Air Niagara
- Founded: 1982; 44 years ago
- Ceased operations: 2023; 3 years ago
- Hubs: Niagara Falls International Airport
- Focus cities: Niagara Falls, Buffalo, NY
- Fleet size: 0
- Destinations: Niagara Falls, Buffalo, NY
- Headquarters: Niagara Falls, NY
- Total assets: USD $0 (2023)
- Employees: 0 (2023)
- Website: Not Active

= Air Niagara =

Airship operator

Air Niagara was a zeppelin blimp airship operator and formerly a scheduled passenger airline that previously operated jet aircraft based on the New York state side of the Niagara Falls. It was one of the many airlines that started flying after the Airline Deregulation Act of 1978 in the United States. The company was acquired in early 2022 and is currently working on operating zeppelin tours.

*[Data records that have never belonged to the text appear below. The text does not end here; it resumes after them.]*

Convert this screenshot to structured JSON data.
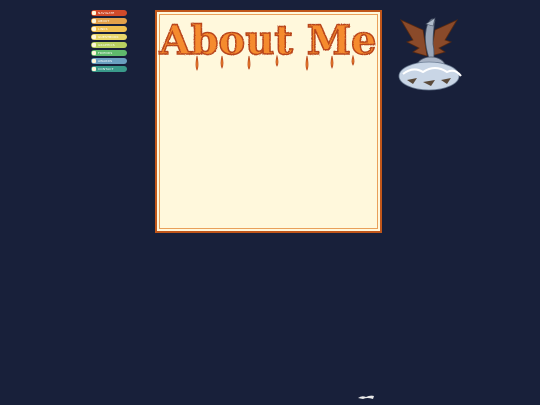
{
  "nav": {
    "items": [
      {
        "label": "NAVIGATE",
        "color": "#d04a2a"
      },
      {
        "label": "ABOUT",
        "color": "#e3a14a"
      },
      {
        "label": "LINKS",
        "color": "#f0c050"
      },
      {
        "label": "GUESTBOOK",
        "color": "#e8d66a"
      },
      {
        "label": "GRAPHICS",
        "color": "#b8d060"
      },
      {
        "label": "FRIENDS",
        "color": "#5fba6c"
      },
      {
        "label": "AWARDS",
        "color": "#6aa0c0"
      },
      {
        "label": "CONTACT",
        "color": "#3a9a8a"
      }
    ]
  },
  "header": {
    "title": "About Me"
  },
  "colors": {
    "background": "#18203a",
    "panel_border": "#c0561a",
    "panel_fill": "#fff8dc",
    "title_fill": "#f58b2e"
  },
  "icons": {
    "dragon": "dragon-emblem-icon",
    "footer": "small-logo-icon"
  }
}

A Canadian-based airline which operated Convair 580 turboprop and Fokker F28 Fellowship jet aircraft in the province of Ontario also used the Air Niagara name from the late 1980s to 2000.

Air Niagara offered jet flights from Niagara Falls International Airport (IAG) with the assumption that tourism in their home region would propel the airline to profitability.

The airline was one of the few air carriers to serve that airport with scheduled passenger jet service with Air Niagara operating such flights from 1982 to 1984 (in 1983, Empire Airlines (1976-1985) was also operating jet service into the airport with Fokker F28 Fellowship twin jets). Air Niagara operated two Boeing 727-100s formerly operated by Eastern Air Lines (registrations N8101N and N8104N) and was serving only two routes in late 1982 with nonstop flights between Niagara Falls and Newark Airport (EWR) in New Jersey and also nonstop between Niagara Falls and John F. Kennedy International Airport (JFK) in New York City. In addition to its New York City services, according to the Official Airline Guide (OAG) Air Niagara was operating weekly nonstop 727 service between Niagara Falls and St. Petersburg, Florida (PIE) in 1983. The airline's 727s had been delivered new to Eastern in 1964 (both airplanes ended up being broken up and scrapped in Mexico in 1994).

Air Niagara ceased operations in 1984 until the company and trademark was acquired in 2022. Air Niagara now plans on offering blimp air flights in collaboration with Hybrid Air Vehicles, a British limited company and a British manufacturer of hybrid airships.

As of 2023, the company's assets have been resold and the current state of Air Niagara is unknown.